Nah apalagi buat kamu yang sangat khas menyebut kata aku dengan "beta". Mungkin akan terdengar asing, tapi jika dibiasakan, orang akan tertarik bahkan mungkin meniru.
Lalu bagaimana buat orang Jakarta yang terlanjur baper karena di-aku kamu-in? Nah ini sebenarnya yang bikin heran. Sebelum baper, sebaiknya mereka tahu dari mana mereka berasal. Sangat jarang saya temui orang Jakarta asli di sana. Kebanyakan pendatang yang akhirnya ber-elu gue.
Sebaiknya kamu juga perlu tahu bahwa kata aku, saya, dan kamu itu Bahasa Indonesia baku.
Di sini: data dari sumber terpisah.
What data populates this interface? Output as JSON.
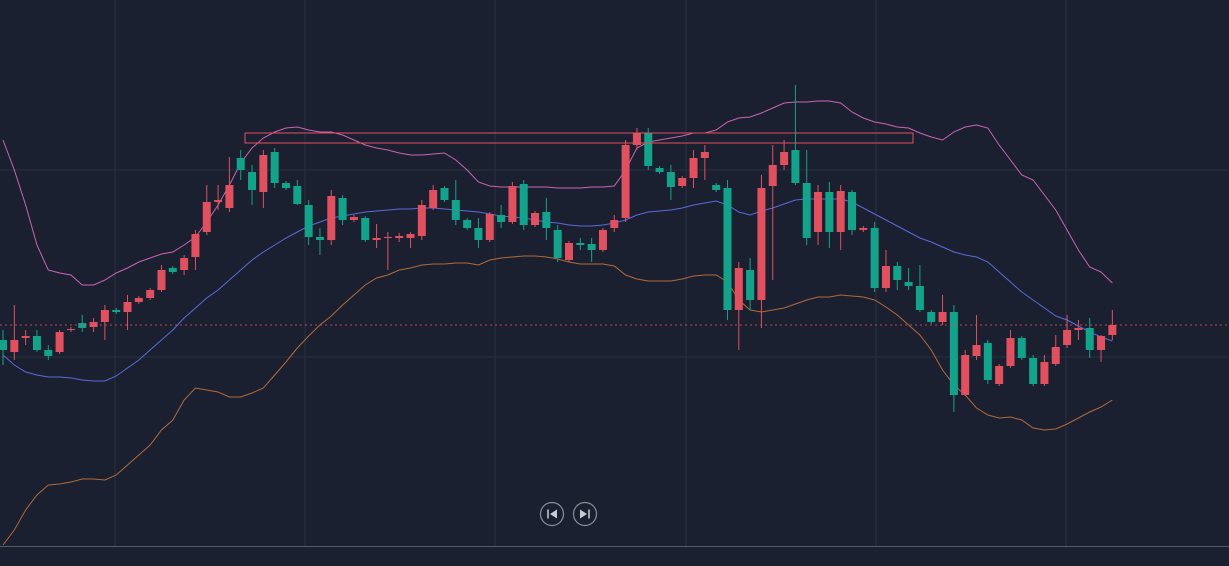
{
  "chart_data": {
    "type": "candlestick",
    "up_color": "#e0505e",
    "down_color": "#13a38a",
    "ylim": [
      0,
      546
    ],
    "open": [
      206,
      194,
      208,
      210,
      196,
      194,
      216,
      223,
      219,
      224,
      236,
      234,
      244,
      248,
      256,
      278,
      276,
      289,
      314,
      344,
      338,
      388,
      374,
      354,
      394,
      363,
      360,
      341,
      309,
      306,
      348,
      326,
      328,
      306,
      308,
      308,
      308,
      310,
      338,
      358,
      346,
      326,
      318,
      306,
      331,
      324,
      362,
      321,
      334,
      316,
      286,
      303,
      302,
      296,
      318,
      328,
      401,
      413,
      378,
      374,
      360,
      368,
      388,
      361,
      358,
      236,
      276,
      246,
      360,
      381,
      396,
      363,
      314,
      354,
      314,
      354,
      316,
      318,
      258,
      280,
      264,
      260,
      234,
      224,
      234,
      151,
      190,
      203,
      162,
      180,
      208,
      188,
      162,
      182,
      201,
      216,
      218,
      196,
      211
    ],
    "high": [
      216,
      241,
      216,
      216,
      201,
      216,
      219,
      231,
      228,
      241,
      238,
      251,
      250,
      258,
      281,
      280,
      291,
      316,
      361,
      361,
      389,
      396,
      381,
      396,
      398,
      365,
      366,
      346,
      318,
      356,
      351,
      331,
      330,
      322,
      314,
      313,
      314,
      346,
      361,
      360,
      366,
      328,
      328,
      334,
      341,
      364,
      366,
      335,
      348,
      321,
      305,
      308,
      308,
      318,
      331,
      406,
      418,
      418,
      380,
      381,
      370,
      396,
      401,
      363,
      366,
      284,
      288,
      371,
      401,
      406,
      461,
      396,
      361,
      364,
      361,
      356,
      320,
      324,
      296,
      284,
      278,
      281,
      236,
      251,
      241,
      196,
      231,
      206,
      182,
      216,
      210,
      191,
      191,
      211,
      231,
      226,
      228,
      211,
      236
    ],
    "low": [
      181,
      186,
      201,
      194,
      186,
      192,
      214,
      214,
      214,
      206,
      232,
      216,
      242,
      246,
      254,
      272,
      271,
      276,
      311,
      336,
      334,
      366,
      341,
      338,
      358,
      356,
      341,
      301,
      291,
      301,
      321,
      324,
      304,
      298,
      276,
      304,
      298,
      306,
      336,
      344,
      321,
      316,
      298,
      304,
      318,
      322,
      316,
      319,
      306,
      284,
      284,
      296,
      284,
      294,
      314,
      324,
      396,
      376,
      372,
      346,
      358,
      358,
      366,
      354,
      226,
      196,
      236,
      218,
      266,
      376,
      361,
      301,
      301,
      298,
      296,
      311,
      314,
      254,
      254,
      256,
      256,
      234,
      222,
      221,
      134,
      150,
      186,
      162,
      160,
      178,
      186,
      160,
      160,
      180,
      198,
      206,
      188,
      184,
      206
    ],
    "close": [
      196,
      206,
      210,
      196,
      190,
      214,
      217,
      218,
      224,
      236,
      234,
      244,
      248,
      256,
      276,
      274,
      288,
      312,
      344,
      346,
      361,
      376,
      356,
      391,
      363,
      358,
      342,
      309,
      306,
      350,
      326,
      329,
      306,
      308,
      309,
      310,
      312,
      341,
      356,
      346,
      326,
      318,
      306,
      332,
      324,
      360,
      321,
      333,
      318,
      288,
      303,
      301,
      296,
      316,
      326,
      401,
      413,
      380,
      374,
      359,
      368,
      388,
      394,
      356,
      236,
      278,
      246,
      358,
      381,
      394,
      363,
      308,
      354,
      314,
      355,
      316,
      318,
      258,
      280,
      266,
      260,
      236,
      224,
      234,
      151,
      191,
      201,
      166,
      180,
      208,
      188,
      162,
      184,
      199,
      216,
      218,
      196,
      210,
      221
    ],
    "series": [
      {
        "color": "#c865b0",
        "values": [
          406,
          376,
          341,
          301,
          276,
          273,
          271,
          261,
          261,
          266,
          273,
          278,
          284,
          288,
          292,
          294,
          301,
          309,
          324,
          341,
          361,
          383,
          398,
          408,
          414,
          418,
          419,
          416,
          414,
          414,
          411,
          406,
          401,
          398,
          396,
          393,
          391,
          391,
          392,
          393,
          386,
          376,
          364,
          360,
          359,
          359,
          359,
          359,
          359,
          358,
          358,
          358,
          359,
          359,
          360,
          376,
          398,
          404,
          406,
          408,
          410,
          413,
          413,
          416,
          424,
          428,
          429,
          433,
          438,
          443,
          444,
          444,
          445,
          445,
          443,
          434,
          428,
          424,
          422,
          419,
          418,
          413,
          409,
          406,
          414,
          419,
          421,
          418,
          401,
          386,
          371,
          366,
          351,
          336,
          316,
          296,
          279,
          274,
          263
        ]
      },
      {
        "color": "#5a6bd8",
        "values": [
          191,
          181,
          174,
          171,
          169,
          169,
          168,
          166,
          165,
          165,
          170,
          178,
          186,
          196,
          206,
          216,
          228,
          238,
          248,
          256,
          266,
          276,
          286,
          294,
          301,
          308,
          314,
          320,
          324,
          328,
          330,
          332,
          334,
          335,
          336,
          337,
          337,
          338,
          338,
          337,
          336,
          335,
          334,
          332,
          330,
          329,
          328,
          326,
          324,
          323,
          321,
          320,
          320,
          321,
          323,
          326,
          331,
          334,
          335,
          336,
          338,
          341,
          343,
          345,
          341,
          334,
          331,
          335,
          338,
          342,
          346,
          347,
          347,
          347,
          347,
          344,
          338,
          332,
          326,
          320,
          314,
          308,
          304,
          299,
          294,
          291,
          289,
          284,
          274,
          264,
          254,
          246,
          238,
          230,
          226,
          220,
          214,
          209,
          205
        ]
      },
      {
        "color": "#b06a3a",
        "values": [
          1,
          16,
          36,
          51,
          61,
          62,
          64,
          67,
          67,
          66,
          71,
          81,
          91,
          101,
          116,
          126,
          146,
          158,
          156,
          154,
          149,
          149,
          153,
          158,
          171,
          184,
          198,
          210,
          221,
          230,
          241,
          251,
          261,
          268,
          271,
          276,
          278,
          281,
          282,
          282,
          283,
          283,
          281,
          286,
          288,
          289,
          290,
          290,
          289,
          287,
          284,
          282,
          282,
          282,
          280,
          271,
          267,
          265,
          265,
          265,
          267,
          270,
          271,
          271,
          264,
          246,
          236,
          234,
          236,
          238,
          242,
          246,
          249,
          249,
          251,
          250,
          249,
          246,
          239,
          231,
          221,
          211,
          196,
          176,
          161,
          151,
          138,
          131,
          128,
          129,
          126,
          118,
          116,
          117,
          122,
          128,
          134,
          139,
          146
        ]
      }
    ]
  }
}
Meski beberapa orang memang punya modus ber-aku kamu setelah sekian lama ber-elu gue, tapi sebaiknya tidak diumumkan. Aku juga punya tips buat kamu yang sudah kental dengan elu-gue-nya
1. Jangan mudah baper atau ge-er.
Beberapa orang ber-aku kamu memang sudah jadi kebiasaan dan tidak bisa diubah lagi. Jangan langsung di-judge kalau dia naksir kamu. Perhatikan apakah orang itu juga ber-aku kamu pada orang lain atau tidak. Kalau iya, kebaperanmu harus segera dihapuskan. Karena tidak sesuai dengan kerakyatan yang dipimpin oleh hikmat... (loh).
2. Stay calm
Jangan merasa geli kalau ada teman yang ber-aku kamu. Sadarlah bahwa kamu tinggal di Indonesia dan setiap orang berhak menggunakan kata apapun. Mau dia pakai bahasa daerah atau bahasa baku.
3. Bertanya langsung
Kalau kamu khawatir dengan seseorang yang tiba-tiba mengubah bahasanya jadi aku kamu, baiknya tanya langsung. Kalau kamu menaruh hati padanya dan dia pun merasakan hal yang sama, bukankah itu bagus? Terlalu lama memberi sinyal dan menerima sinyal aneh itu tidak baik. Lebih baik blak-blakan. Kalau tidak suka sebaiknya putuskan apa yang terbaik buat dua belah pihak.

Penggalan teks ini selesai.